Carnaval 2013


Mais um carnaval. De novo da “família”, felizmente sem maiores incidentes e, também sem resposta para algumas indagações sobre esta festa mutante. No tempo, os eventos predominantes foram trocando de lugar com outros. Os bailes do Clube de Xadrez, Sociedade, Country , das Bandas e das Fábricas perderam o encanto e praticamente não acontecem mais.
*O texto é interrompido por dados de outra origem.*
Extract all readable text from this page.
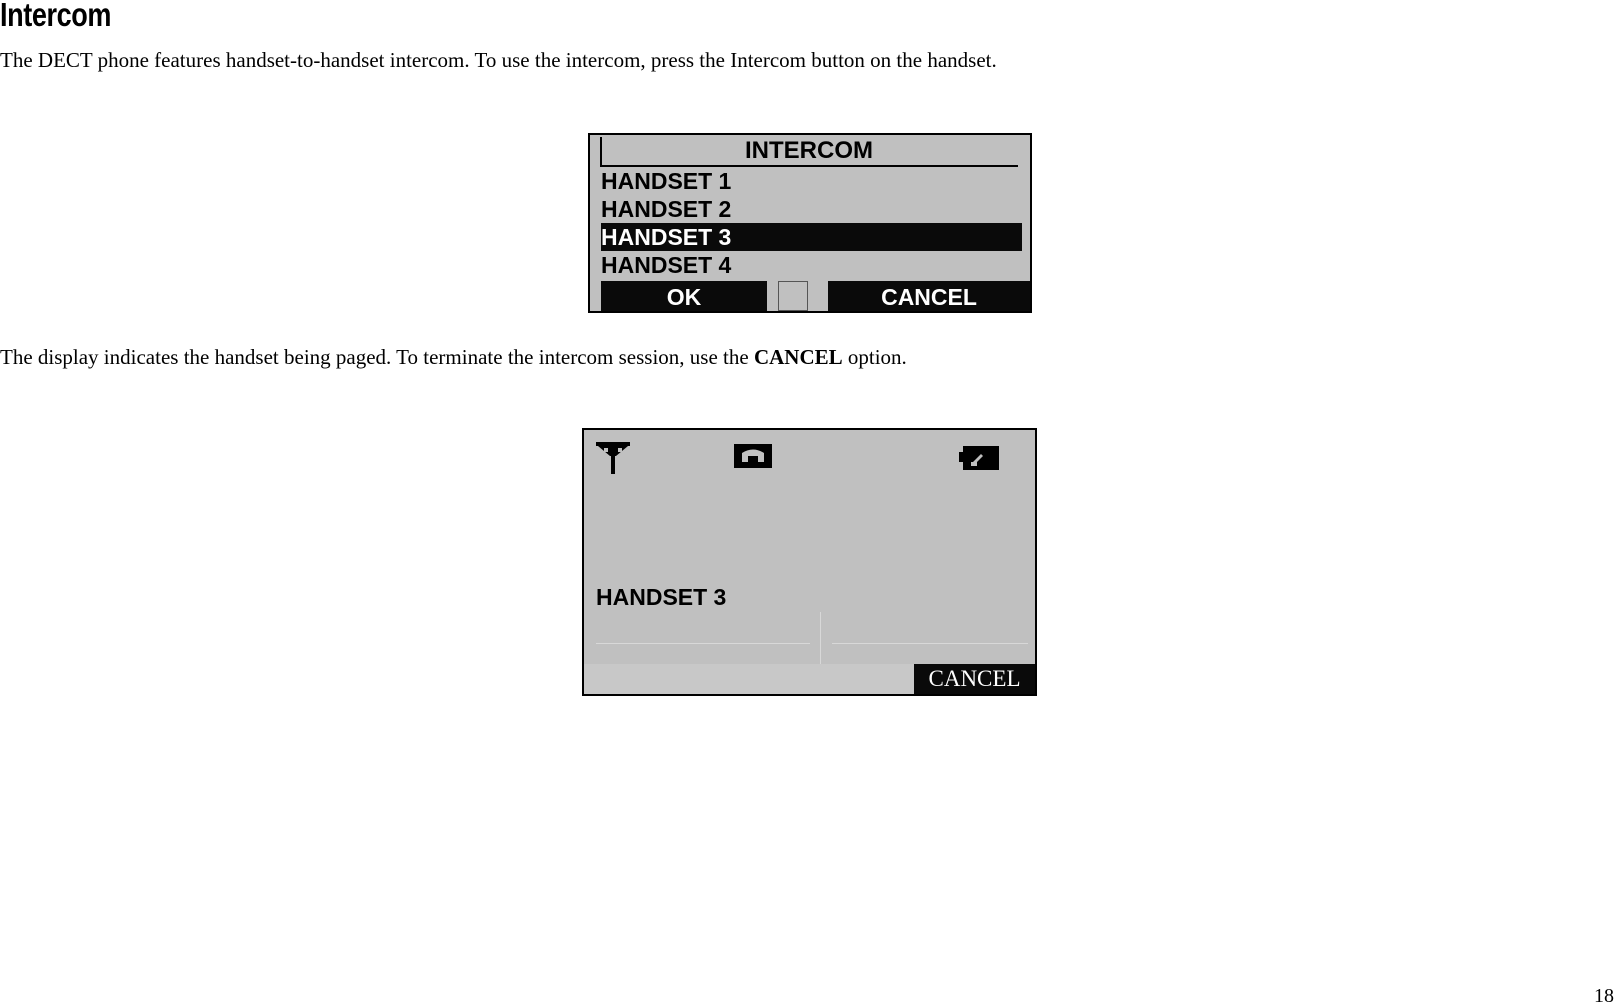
Intercom
The DECT phone features handset-to-handset intercom. To use the intercom, press the Intercom button on the handset.
INTERCOM
HANDSET 1
HANDSET 2
HANDSET 3
HANDSET 4
OK	CANCEL
The display indicates the handset being paged. To terminate the intercom session, use the CANCEL option.
HANDSET 3
CANCEL
18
Os desfiles de Escolas de Samba, e Blocos são o ponto máximo atual, mas com pouca organização, atrasos e acusações contra o julgamento.

Os Blocos que saem fora do desfile oficial são uma nova tendência crescente, principalmente no Rio de Janeiro, que tende a se irradiar para outros municípios. O “Bloco dos 9 aos 90” é um sucesso, que se fosse apoiado pelo arrastão de um trio elétrico certamente seria a nova grande atração do carnaval friburguense.

A juventude carioca é o motor do novo carnaval de rua, que trocou as viagens para as praias, com certa influência também do temor do bafômetro implacável da lei seca. Os jovens friburguenses e visitantes atraídos por esta nova forma poderiam melhorar o balanço do carnaval, hoje negativo, que registra mais saída de friburguenses do que chegada de visitantes ao município. Certamente haveria mais gente querendo “se cansar” do que descansar!

A nova moda carioca e, entretanto, não está imune a críticas. Artigo primoroso do colunista Joaquim Ferreira dos Santos, publicado no O Globo do dia 15/02, focaliza a falta de novas músicas carnavalescas no Rio: uma cidade que rende 99% do cancioneiro nacional não consegue mais colocar na boca dos foliões um refrão que junte os estranhos no meio da rua e os faça, pela música, saudar a paixão pela grande festa.Mais adiante indaga: Por que músicas antigas se a festa foi renovada? Por que não música com menos de 30 anos no carnaval do Rio? ... Mas o que quer cantar o jovem que está redescobrindo o carnaval com o mesmo repertório que cantavam seus país.E conclui de forma ácida: Foi bonita a festa, pá, mas me incomoda ver a multidão de jovens caminhando nas ruas, atracados em silêncio com suas latinhas de cerveja, sem uma música na boca.

Se a nova onda carioca chegar aqui, não haverá mais dúvida sobre qual o local para o principal palco do carnaval friburguense. Já as observações do colunista seguramente também se aplicarão ao nosso burgo.